The proportion of expenditure on the good is not relevant since we are doing a partial equilibrium analysis. In particular, there are no income effects from price changes. (Alternatively the linear demand curve could come from assuming a quasilinear utility function over two goods so that all the income effects fall on the other good.)
More generally, the budget share is relevant for the price elasticity if there are income effects. The Slutksy equation in elasticity form is:
$$\varepsilon_p=\varepsilon^h_p+\varepsilon_Ib $$
where $\varepsilon_p$ is the standard price elasticity of demand for the good, $\varepsilon^h_p$ is the elasticity of the Hicksian (compensated) demand, $\varepsilon_I$ is the income elasticity and where $b$ is the budget share.

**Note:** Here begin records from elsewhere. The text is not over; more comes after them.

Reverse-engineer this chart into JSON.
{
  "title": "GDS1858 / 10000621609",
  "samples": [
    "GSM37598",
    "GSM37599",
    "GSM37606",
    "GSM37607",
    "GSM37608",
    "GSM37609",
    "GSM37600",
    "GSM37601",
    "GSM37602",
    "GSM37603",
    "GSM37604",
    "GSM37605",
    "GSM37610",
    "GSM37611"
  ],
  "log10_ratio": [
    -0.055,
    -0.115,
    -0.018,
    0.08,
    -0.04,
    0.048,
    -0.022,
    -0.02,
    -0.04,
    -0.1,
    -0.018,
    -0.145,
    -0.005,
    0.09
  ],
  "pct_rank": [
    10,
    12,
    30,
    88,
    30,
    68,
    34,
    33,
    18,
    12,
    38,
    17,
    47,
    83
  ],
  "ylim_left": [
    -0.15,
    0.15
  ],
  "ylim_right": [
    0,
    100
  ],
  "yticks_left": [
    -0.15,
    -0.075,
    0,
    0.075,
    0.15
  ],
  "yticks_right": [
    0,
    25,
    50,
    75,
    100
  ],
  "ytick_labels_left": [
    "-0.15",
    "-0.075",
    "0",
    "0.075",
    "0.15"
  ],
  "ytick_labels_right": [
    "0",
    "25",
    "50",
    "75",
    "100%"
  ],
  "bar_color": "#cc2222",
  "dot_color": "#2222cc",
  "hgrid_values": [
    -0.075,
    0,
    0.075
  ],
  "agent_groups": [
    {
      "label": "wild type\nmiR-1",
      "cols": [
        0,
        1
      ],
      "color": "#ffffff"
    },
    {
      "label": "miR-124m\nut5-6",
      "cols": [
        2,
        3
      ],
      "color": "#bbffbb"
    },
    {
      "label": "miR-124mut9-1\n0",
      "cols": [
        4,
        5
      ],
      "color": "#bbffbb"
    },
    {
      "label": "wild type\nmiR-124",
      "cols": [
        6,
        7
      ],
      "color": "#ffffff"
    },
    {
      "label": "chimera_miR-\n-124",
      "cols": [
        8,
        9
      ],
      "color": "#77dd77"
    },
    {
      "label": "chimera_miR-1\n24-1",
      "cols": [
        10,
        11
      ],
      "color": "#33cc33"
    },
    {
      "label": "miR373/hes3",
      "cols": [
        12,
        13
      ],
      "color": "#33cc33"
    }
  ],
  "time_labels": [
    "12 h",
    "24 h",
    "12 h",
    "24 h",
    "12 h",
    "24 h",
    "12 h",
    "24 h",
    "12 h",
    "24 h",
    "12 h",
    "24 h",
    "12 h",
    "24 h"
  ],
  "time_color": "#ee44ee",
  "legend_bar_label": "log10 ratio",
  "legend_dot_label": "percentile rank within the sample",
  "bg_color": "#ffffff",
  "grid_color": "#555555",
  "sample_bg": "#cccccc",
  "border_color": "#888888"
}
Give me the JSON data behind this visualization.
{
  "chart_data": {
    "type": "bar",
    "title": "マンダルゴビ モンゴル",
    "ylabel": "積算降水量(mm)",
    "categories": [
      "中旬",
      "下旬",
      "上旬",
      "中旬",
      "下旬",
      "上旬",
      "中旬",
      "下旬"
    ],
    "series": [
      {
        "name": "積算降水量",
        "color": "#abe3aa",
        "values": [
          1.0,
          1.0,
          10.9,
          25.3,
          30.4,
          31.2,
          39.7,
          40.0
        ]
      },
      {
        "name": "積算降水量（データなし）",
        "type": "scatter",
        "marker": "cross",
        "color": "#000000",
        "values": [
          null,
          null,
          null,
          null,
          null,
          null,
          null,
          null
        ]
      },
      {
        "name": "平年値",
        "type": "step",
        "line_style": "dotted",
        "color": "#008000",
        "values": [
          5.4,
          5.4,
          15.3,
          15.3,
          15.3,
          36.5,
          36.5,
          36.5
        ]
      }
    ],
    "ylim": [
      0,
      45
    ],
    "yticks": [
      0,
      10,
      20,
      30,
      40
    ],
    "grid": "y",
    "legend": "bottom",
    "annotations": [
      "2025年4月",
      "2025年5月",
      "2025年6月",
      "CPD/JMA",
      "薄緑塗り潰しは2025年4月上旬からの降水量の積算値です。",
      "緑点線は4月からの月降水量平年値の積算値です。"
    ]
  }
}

For a normal good, the income effect is positive ($\varepsilon_I>0$) and so the larger the budget share, the larger the price elasticity of demand (all else being equal). Thus your intuition is correct for the case of a good with positive income effects. For a good with no income effects ($\varepsilon_I=0$) the second term in
the equation disappears (only the substitution effect is relevant: $\varepsilon_p=\varepsilon^h_p$).